アンケートより
第3位『両片思い』


 ごつごつした岩肌の傾斜は険しく、男ばかりのメンバーで訪れたのは悪くなかったと思う一方、装備の重い自分にとってはいささかキツイ道のりであったとエドガーは回転のこぎりを抱え直す。
 せめてもう少し軽装で来るべきだったとはためくマントの裾を邪魔に感じながら、短いが急な下り道をうまく降りられるか足場を確認していた時、前を進むマッシュが振り返った。
「兄貴」
 呼びかけられたと同時に差し出される手のひらにほんの二秒動きを止め、エドガーは軽く笑ってその手に自分の手を乗せる。ぎゅっと握りしめられ、大きな手に支えられながら飛び降りるように下り道を越えると、二人の手がそっと離れた。
「すまんな」
「お安い御用だ。
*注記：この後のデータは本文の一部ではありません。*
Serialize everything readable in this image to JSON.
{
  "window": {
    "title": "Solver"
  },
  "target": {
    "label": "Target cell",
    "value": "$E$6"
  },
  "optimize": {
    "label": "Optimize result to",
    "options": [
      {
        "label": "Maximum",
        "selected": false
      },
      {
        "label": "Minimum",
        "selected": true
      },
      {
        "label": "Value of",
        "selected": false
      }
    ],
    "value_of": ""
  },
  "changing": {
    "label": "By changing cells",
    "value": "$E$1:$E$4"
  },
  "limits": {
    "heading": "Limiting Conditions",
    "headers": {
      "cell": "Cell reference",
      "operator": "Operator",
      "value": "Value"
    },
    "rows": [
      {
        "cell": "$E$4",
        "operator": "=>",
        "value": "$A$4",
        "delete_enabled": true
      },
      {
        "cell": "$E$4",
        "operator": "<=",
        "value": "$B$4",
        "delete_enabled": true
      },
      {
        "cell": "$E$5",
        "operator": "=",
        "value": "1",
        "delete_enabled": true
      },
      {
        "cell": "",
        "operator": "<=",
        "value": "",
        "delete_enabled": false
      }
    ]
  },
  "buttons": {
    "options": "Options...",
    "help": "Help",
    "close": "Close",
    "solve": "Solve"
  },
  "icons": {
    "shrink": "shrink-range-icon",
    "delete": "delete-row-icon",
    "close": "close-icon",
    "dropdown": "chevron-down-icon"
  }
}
機械、俺が持とうか?」
「いや、大丈夫だ。さあ先を急ごう」
 エドガーが前方を促し、マッシュも頷いて前を向く。マッシュの歩幅よりほんの少し狭めた歩みが先を行くマッシュから意図的な距離を取る。
 エドガーはマッシュの手に重ねた左手を静かに握り、その拳を切なげに伏せた目で見下ろした。
 ──不自然ではなかっただろうか。戸惑いは伝わらなかっただろうか。きつく握られた瞬間、指先が竦んだのを気づかれはしなかっただろうか。
 子供の頃は同じベッドで眠ることすら当たり前だったと言うのに。手を握られたくらいで少女のように震えるだなんて情け無さに顔が熱くなる。
 うつつを抜かしている場合ではないと顔を上げ、大分離れたマッシュの背中を追う。
 しっかりしなければ。邪念を捨てて役目を果たすべく今は進むのみ──


 ──おかしな素振りではなかっただろうか?
 差し出した手が微かに震えていたのを見抜かれはしなかっただろうか。冷たい指先を握り締めた時、離したくない気持ちが強すぎて力が入ったのを妙だと思われなかっただろうか。
 ひらりと傾斜を降りる時に下方を確かめた眼差しの美しさに見惚れて、手を離す前に不必要な間があったことを勘繰られはしなかっただろうか。
 大股で大きな岩を跨ぎながら進むマッシュは苦しげに眉を寄せ、今し方エドガーに差し伸べた右手をさり気なく口元に運んで、兄の指を握り締めた手のひらに密やかに唇を当てた。